Phenology/Code/Cloud/upload_images_to_cloud.py
2025-11-25 11:30:37 +01:00

333 lines
12 KiB
Python

"""
Script to upload images to S3/R2 cloud storage for the Phenology project.
Handles directory structures and provides upload statistics.
"""
import boto3
from botocore.exceptions import ClientError
import os
from pathlib import Path
from typing import List, Optional
class CloudUploader:
"""Class to manage image uploads to S3/R2"""
def __init__(self, endpoint_url: str, access_key: str, secret_key: str, bucket_name: str):
"""
Initializes the S3 client
Args:
endpoint_url: S3 endpoint URL
access_key: Access key
secret_key: Secret key
bucket_name: Bucket name
"""
self.bucket_name = bucket_name
self.s3_client = boto3.client(
's3',
endpoint_url=endpoint_url,
aws_access_key_id=access_key,
aws_secret_access_key=secret_key,
region_name='auto' # For Cloudflare R2
)
def create_folder(self, folder_path: str) -> bool:
"""
Creates a folder in S3 (actually creates an empty object with a trailing slash)
Args:
folder_path: Folder path (should end with /)
Returns:
True if created successfully, False otherwise
"""
try:
if not folder_path.endswith('/'):
folder_path += '/'
self.s3_client.put_object(
Bucket=self.bucket_name,
Key=folder_path,
Body=b''
)
print(f"Folder created: {folder_path}")
return True
except ClientError as e:
print(f"Error creating folder {folder_path}: {e}")
return False
def upload_file(self, local_path: str, s3_path: str) -> bool:
"""
Uploads a file to S3
Args:
local_path: Local file path
s3_path: Destination path in S3
Returns:
True if uploaded successfully, False otherwise
"""
try:
self.s3_client.upload_file(local_path, self.bucket_name, s3_path)

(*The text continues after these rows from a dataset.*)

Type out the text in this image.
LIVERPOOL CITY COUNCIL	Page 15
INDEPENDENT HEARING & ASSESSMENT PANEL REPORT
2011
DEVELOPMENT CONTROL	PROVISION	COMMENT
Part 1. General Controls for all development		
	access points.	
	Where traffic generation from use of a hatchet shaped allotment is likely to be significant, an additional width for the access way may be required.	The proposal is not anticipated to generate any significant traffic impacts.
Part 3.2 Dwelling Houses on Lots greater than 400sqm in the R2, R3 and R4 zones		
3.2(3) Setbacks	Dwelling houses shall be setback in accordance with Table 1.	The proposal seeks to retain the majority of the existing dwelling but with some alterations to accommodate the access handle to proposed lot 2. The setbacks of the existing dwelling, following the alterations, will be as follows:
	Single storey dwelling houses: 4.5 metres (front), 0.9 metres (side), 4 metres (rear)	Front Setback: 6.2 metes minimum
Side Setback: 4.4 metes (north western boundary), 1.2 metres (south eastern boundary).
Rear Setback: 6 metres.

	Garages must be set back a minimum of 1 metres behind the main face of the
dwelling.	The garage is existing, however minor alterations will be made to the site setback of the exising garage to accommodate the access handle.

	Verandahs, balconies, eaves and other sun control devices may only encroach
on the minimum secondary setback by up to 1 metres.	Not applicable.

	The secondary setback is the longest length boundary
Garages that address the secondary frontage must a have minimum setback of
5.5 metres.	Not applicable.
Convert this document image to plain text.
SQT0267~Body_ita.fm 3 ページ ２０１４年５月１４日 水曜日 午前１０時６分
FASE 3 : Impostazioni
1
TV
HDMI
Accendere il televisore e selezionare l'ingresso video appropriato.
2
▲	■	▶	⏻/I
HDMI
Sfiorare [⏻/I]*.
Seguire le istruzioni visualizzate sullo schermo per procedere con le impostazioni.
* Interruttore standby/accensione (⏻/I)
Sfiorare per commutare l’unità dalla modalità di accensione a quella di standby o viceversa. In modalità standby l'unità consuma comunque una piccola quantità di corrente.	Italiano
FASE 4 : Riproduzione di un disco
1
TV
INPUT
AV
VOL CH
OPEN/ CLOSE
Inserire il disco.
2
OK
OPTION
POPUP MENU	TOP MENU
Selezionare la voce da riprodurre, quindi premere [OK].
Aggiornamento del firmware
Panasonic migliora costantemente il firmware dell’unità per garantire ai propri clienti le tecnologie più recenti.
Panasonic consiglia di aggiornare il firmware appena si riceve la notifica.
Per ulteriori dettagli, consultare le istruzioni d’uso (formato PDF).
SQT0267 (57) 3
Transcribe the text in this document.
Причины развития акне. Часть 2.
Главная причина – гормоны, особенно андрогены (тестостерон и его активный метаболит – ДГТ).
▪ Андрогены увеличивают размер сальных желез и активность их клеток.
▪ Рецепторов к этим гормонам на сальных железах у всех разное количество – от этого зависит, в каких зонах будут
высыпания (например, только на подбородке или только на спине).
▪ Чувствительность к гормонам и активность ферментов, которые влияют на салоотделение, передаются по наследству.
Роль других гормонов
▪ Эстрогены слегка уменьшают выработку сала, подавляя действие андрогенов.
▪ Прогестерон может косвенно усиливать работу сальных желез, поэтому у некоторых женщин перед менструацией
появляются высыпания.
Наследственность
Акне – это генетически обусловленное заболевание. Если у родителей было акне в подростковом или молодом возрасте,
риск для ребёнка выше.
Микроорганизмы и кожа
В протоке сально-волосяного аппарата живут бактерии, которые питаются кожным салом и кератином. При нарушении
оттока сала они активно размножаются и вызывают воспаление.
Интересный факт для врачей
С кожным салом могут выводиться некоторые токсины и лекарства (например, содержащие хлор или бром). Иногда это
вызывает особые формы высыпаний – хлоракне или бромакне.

print(f"File uploaded: {s3_path}")
return True
except ClientError as e:
print(f"Error uploading {local_path}: {e}")
return False
except FileNotFoundError:
print(f"File not found: {local_path}")
return False
def upload_directory(self, local_dir: str, dataset_name: str, source_type: str) -> dict:
"""
Uploads an entire directory to S3 with nested structure
Args:
local_dir: Local directory to upload
dataset_name: Dataset name (nocciola, artichoke, etc.)
source_type: Source type (GBIF, SanDam, AV, Combi)
Returns:
Dictionary with upload statistics
"""
stats = {
'total_files': 0,
'uploaded': 0,
'failed': 0,
'folders_created': 0
}
local_path = Path(local_dir)
if not local_path.exists():
print(f"Directory does not exist: {local_dir}")
return stats
# Create base folder structure
base_path = f"datasets/{dataset_name}/{source_type}"
# Create base folder
if self.create_folder(base_path):
stats['folders_created'] += 1
# Gather all folders and files
folders_created = set()
for root, dirs, files in os.walk(local_dir):
# Calculate relative path
rel_path = Path(root).relative_to(local_path)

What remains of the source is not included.